Горькая линия - Шухов Иван
Шрифт:
Интервал:
Закладка:
— Ну, ну. А в чем у тебя причина-то?— заинтересовался поп.
— Да в этом и открываться-то мне не шибко ловко…
— Священнику?
— Да господи боже мой. Не в этом соль, батюшка,— сказал пониженным голосом Буря.— А соль в том, что распутная она у меня. В работе — слов нет, дюжая. Сто верст пройдет, не помочится. А вот случись жеребец — осатанеет, дурная собой делается, гужи рвет. Хвост крючком — и пошла писать вокруг да около, пока удовольствия не доступит. А спаси бог, не удастся — встречных и поперечных перегрызет. Согрешил я с ней, окаянной. Ее и в табун господа станишники не допущают по этой причине…
— Променял бы,— сказал поп.
— Да кому же она нужна, такая вредная?! Тело не держит.
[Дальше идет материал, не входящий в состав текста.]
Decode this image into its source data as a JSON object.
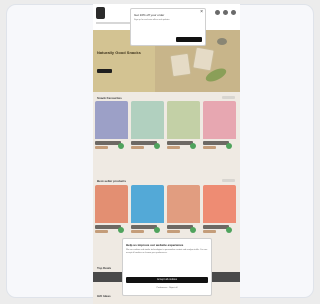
{
  "hero": {
    "title": "Naturally Good Snacks"
  },
  "popup": {
    "title": "Get 10% off your order",
    "body": "Sign up for exclusive offers and updates",
    "close": "×"
  },
  "sections": [
    {
      "title": "Snack Favourites"
    },
    {
      "title": "Best-seller products"
    },
    {
      "title": "Top Deals"
    },
    {
      "title": "Gift Ideas"
    }
  ],
  "cookie": {
    "title": "Help us improve our website experience",
    "body": "We use cookies and similar technologies to personalise content and analyse traffic. You can accept all cookies or choose your preferences.",
    "accept": "Accept all cookies",
    "links": "Preferences · Reject all"
  },
  "colors": {
    "page_bg": "#efeae3",
    "cart": "#4fa35d",
    "dark": "#111111"
  }
}
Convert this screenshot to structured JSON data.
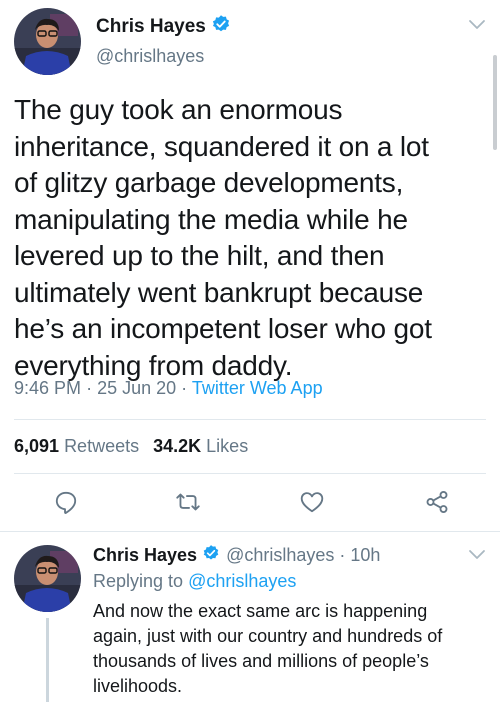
{
  "colors": {
    "text": "#14171a",
    "secondary": "#657786",
    "accent": "#1da1f2",
    "divider": "#e1e8ed"
  },
  "main_tweet": {
    "author": {
      "display_name": "Chris Hayes",
      "handle": "@chrislhayes",
      "verified": true
    },
    "text": "The guy took an enormous\ninheritance, squandered it on a lot\nof glitzy garbage developments,\nmanipulating the media while he\nlevered up to the hilt, and then\nultimately went bankrupt because\nhe’s an incompetent loser who got\neverything from daddy.",
    "time": "9:46 PM",
    "date": "25 Jun 20",
    "separator": "·",
    "source": "Twitter Web App",
    "retweets_count": "6,091",
    "retweets_label": "Retweets",
    "likes_count": "34.2K",
    "likes_label": "Likes",
    "actions": [
      "reply-icon",
      "retweet-icon",
      "like-icon",
      "share-icon"
    ]
  },
  "reply_tweet": {
    "author": {
      "display_name": "Chris Hayes",
      "handle": "@chrislhayes",
      "verified": true
    },
    "time_ago": "10h",
    "separator": "·",
    "replying_prefix": "Replying to",
    "replying_to": "@chrislhayes",
    "text": "And now the exact same arc is happening\nagain, just with our country and hundreds of\nthousands of lives and millions of people’s\nlivelihoods."
  }
}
Ребра все на свету. На приплод не способна. А худую славу на всю Горькую линию про себя пустила. Пытал я и променять, да охотников на таку менову што-то не находится…
— Редкая птица!— удивленно проговорил отец Виссарион.— А на водосвятие ее все же надо привести. Кто же знает: может, капля святой воды и исцелит ее буйную плоть. В это веровать надо. Нет уж, давай веди…
— Воля ваша, батюшка. Только я, грешным делом, думаю, што тут каплей не обойдешься. На ее, вредную, целый ушат надо вылить, тогда ишо, может, будет толк…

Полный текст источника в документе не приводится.